Do you sweeten your tea?

Do you sweeten your tea?

  • Of course, with pride!

    Votes: 14 27.5%
  • Never! Blasmphemy!

    Votes: 22 43.1%
  • When the mood strikes me

    Votes: 15 29.4%

  • Total voters
    51
When I make my own tea, I drink it straight (no sugar, lemon, milk, cream, anything). I do occasionally have iced tea and some of that is sweetened. Nowhere near Southern-style sweet tea, though, that is an abomination.
 
English Breakfast? A little sugar and a little milk.

Earl Grey? Nothing added.
 
Earl Grey is excellent on its own; it comes with an extra kick of citrus. Some kind of orange, I think.
 
Southern style sweet tea has an addictive taste and that taste is the only way I can stand to drink tea. If the amount of chill and the amount of sugar varies in the slightest, then it is not palatable. I will not waste the tea though, but drink it any ways.
 
Hot tea? Used to when I was a kid, don't bother anymore.

Iced tea? Gotta have sugar, no other way to drink it.
 
I prefer my tea plain and very steeped.
 
Tea with meal - no sugar
Tea by itself - add sugar
 
Sweet tea is a southern tradition -- we make tea by the pitcher, serve it cold, and pre-mixed with a cup or more of sugar. It's one I abandoned when I started losing weight, though; I've phased out sugar to the point that the most I put into a multi-gallon pitcher is an eighth of a cup. That stills seems a lot to me, even though I can hardly taste the difference. I've grown completely accustomed to the taste of unsweet tea as a result.
 
I live in the North and actually gave up sweet tea, but then McDonalds brought it back, and now I am addicted again. They don't always get it right, but the days they do, I am amazed.
 
Honey is good in tea as well.

^ This. I nearly always drink my sweet tea with honey. I like tea with milk too, but I don't drink it as often. Mixing liquid chocolate and tea is also delicious but don't do that as often as I should either [Most chocolate packs in the US are utterly disgusting reason being]
 
I never sweeten tea, either hot or iced.

Apparently Texas is unlike much of the former Confederacy in that sweetened iced tea is the exception rather than the rule. A lot of restaurants with self-serve iced tea will have an urn of each available, but if there's only one it's probably going to be unsweetened.
 
Milk and sugar, as a rule. Anything else is for great Southern pansies who still have all their teeth.
 
I very seldom drink tea, but when I do, it's always sweet tea brewed in the Southern United States.

Edit: Given the post above this, I find it amusing that geographical stereotypes for tea-sweetening are flipped across the Atlantic.
 
You'd kind of expect that if McDonald's is going to get something right that it will be consistent about it.

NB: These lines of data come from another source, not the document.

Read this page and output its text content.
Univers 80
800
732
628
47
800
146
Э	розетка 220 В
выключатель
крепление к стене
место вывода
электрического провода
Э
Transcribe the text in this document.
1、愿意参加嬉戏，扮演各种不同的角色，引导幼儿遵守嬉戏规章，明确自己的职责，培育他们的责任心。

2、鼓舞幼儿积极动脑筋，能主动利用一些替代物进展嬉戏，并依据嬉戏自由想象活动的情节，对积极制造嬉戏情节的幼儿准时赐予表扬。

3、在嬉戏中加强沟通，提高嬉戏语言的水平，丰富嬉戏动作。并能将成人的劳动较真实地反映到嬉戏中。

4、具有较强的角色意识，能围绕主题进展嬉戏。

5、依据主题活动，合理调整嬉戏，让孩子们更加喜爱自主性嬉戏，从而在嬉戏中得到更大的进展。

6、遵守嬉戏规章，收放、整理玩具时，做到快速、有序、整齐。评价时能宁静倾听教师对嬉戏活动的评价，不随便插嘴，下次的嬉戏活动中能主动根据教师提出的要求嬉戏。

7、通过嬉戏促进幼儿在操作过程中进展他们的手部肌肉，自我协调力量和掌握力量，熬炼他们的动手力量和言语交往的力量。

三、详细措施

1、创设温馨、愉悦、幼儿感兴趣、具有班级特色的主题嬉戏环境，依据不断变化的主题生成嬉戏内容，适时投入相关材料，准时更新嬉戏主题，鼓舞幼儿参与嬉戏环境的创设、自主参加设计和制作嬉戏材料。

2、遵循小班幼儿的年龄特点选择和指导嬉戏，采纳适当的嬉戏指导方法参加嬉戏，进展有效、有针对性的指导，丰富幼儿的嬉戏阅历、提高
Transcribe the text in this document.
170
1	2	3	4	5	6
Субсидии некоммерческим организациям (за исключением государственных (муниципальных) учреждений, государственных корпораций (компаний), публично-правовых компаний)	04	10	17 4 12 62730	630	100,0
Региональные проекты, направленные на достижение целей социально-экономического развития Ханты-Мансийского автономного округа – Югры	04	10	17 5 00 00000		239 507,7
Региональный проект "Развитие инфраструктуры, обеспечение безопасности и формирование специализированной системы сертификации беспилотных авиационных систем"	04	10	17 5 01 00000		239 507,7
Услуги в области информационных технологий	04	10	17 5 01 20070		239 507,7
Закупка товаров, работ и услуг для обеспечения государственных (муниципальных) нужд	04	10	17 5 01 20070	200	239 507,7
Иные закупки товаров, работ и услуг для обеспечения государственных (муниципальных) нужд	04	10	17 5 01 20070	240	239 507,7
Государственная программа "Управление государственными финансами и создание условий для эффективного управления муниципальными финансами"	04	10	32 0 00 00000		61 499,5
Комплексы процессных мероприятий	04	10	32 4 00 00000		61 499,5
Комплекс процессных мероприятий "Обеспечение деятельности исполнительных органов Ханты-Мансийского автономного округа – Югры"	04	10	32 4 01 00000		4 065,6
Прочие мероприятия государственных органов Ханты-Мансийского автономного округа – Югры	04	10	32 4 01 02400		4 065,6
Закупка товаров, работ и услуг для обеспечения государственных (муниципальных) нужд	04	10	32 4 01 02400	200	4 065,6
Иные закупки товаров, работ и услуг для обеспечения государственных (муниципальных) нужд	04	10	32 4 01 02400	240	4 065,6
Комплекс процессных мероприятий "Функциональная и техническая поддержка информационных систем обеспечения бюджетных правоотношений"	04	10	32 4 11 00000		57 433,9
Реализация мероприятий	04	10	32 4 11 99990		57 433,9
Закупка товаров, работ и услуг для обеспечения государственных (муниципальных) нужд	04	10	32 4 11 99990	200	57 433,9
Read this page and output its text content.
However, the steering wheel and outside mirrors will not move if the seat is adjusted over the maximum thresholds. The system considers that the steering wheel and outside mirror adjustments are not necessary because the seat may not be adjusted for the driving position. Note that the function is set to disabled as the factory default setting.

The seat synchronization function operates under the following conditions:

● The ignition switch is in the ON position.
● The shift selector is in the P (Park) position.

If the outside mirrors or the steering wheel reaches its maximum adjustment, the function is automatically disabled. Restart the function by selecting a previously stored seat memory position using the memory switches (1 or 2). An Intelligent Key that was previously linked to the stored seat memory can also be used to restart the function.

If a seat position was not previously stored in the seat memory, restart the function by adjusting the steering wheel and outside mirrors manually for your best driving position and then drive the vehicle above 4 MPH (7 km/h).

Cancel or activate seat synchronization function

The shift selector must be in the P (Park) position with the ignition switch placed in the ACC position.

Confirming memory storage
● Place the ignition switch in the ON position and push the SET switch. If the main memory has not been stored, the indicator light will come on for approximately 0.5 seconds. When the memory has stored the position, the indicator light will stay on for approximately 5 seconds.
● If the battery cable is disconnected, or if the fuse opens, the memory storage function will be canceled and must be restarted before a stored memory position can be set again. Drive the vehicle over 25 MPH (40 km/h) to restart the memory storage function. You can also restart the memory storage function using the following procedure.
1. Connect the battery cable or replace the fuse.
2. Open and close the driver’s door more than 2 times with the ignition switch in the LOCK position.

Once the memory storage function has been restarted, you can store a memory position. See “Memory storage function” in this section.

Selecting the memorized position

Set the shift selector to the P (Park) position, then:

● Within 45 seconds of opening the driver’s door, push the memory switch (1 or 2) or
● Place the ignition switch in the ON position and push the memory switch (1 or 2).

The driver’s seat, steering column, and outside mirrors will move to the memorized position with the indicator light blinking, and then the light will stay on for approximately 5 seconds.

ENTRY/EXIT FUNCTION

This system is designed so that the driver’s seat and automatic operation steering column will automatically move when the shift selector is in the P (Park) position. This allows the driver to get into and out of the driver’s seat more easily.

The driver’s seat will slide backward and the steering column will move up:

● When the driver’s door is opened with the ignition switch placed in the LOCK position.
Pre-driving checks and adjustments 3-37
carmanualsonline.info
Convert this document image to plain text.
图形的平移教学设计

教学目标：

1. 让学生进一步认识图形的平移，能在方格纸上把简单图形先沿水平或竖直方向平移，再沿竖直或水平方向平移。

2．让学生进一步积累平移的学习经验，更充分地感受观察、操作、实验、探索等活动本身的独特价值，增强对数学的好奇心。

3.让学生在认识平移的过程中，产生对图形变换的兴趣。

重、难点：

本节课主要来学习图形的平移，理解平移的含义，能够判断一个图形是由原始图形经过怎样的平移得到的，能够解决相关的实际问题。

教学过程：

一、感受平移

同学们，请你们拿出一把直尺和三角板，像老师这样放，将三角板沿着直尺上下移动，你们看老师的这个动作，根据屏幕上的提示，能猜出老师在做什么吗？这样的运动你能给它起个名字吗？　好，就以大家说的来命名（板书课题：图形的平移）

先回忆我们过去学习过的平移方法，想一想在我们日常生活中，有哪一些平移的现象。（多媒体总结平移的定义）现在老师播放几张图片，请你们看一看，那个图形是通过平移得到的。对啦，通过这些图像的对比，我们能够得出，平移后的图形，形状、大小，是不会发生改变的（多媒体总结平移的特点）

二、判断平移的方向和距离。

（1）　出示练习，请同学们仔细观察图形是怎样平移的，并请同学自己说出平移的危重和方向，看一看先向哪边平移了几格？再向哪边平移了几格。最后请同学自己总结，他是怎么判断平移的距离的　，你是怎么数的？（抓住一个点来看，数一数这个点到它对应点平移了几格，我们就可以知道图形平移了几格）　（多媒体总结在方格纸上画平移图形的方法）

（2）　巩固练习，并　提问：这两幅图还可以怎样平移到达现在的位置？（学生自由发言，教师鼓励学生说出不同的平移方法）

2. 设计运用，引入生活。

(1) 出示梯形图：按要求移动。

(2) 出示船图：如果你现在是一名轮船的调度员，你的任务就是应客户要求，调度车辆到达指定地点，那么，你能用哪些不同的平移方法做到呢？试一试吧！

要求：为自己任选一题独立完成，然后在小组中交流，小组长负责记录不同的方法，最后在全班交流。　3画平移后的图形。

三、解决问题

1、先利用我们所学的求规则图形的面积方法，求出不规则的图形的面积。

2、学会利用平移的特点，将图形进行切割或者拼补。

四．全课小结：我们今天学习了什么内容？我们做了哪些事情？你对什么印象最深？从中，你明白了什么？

Tea is brewed fresh. It is not a pre-made frozen drink, or syrup. It is vulnerable to human error.
 
I started drinking green tea. When I made it I would put honey in it. Then I realized the amount of honey I had to put in to actually make a difference in taste would be a lot. I just drink the green tea as is now.
 
I drink hot tea straight.
I drink iced tea as it is served by whoever is serving it. I drank sweet tea when we lived in NC.
 
The thread on reusing tea bags reminded me of one of the great philosophical questions of life - whether to sweeten tea or not. Some people consider it mandatory, others consider it heresy, and I'm sure there are a few who go back and forth and are considered blasphemers by both sides.

Myself, I toyed with the concept of sweet tea while living in the U.S. south, but ultimately concluded that the focus should be on the tea, not the sugar, and have since recanted for my former ways and no longer sweeten my tea.

I drink tea that is good enough to not need sweeteners. I drink Celestial Seasonings green tea (It has white tea mixed in) with honey/lemon ginseng. If I drink something like generic Lipton's black tea, then I'd need sweetener. But given that choice, I'd rather just drink water.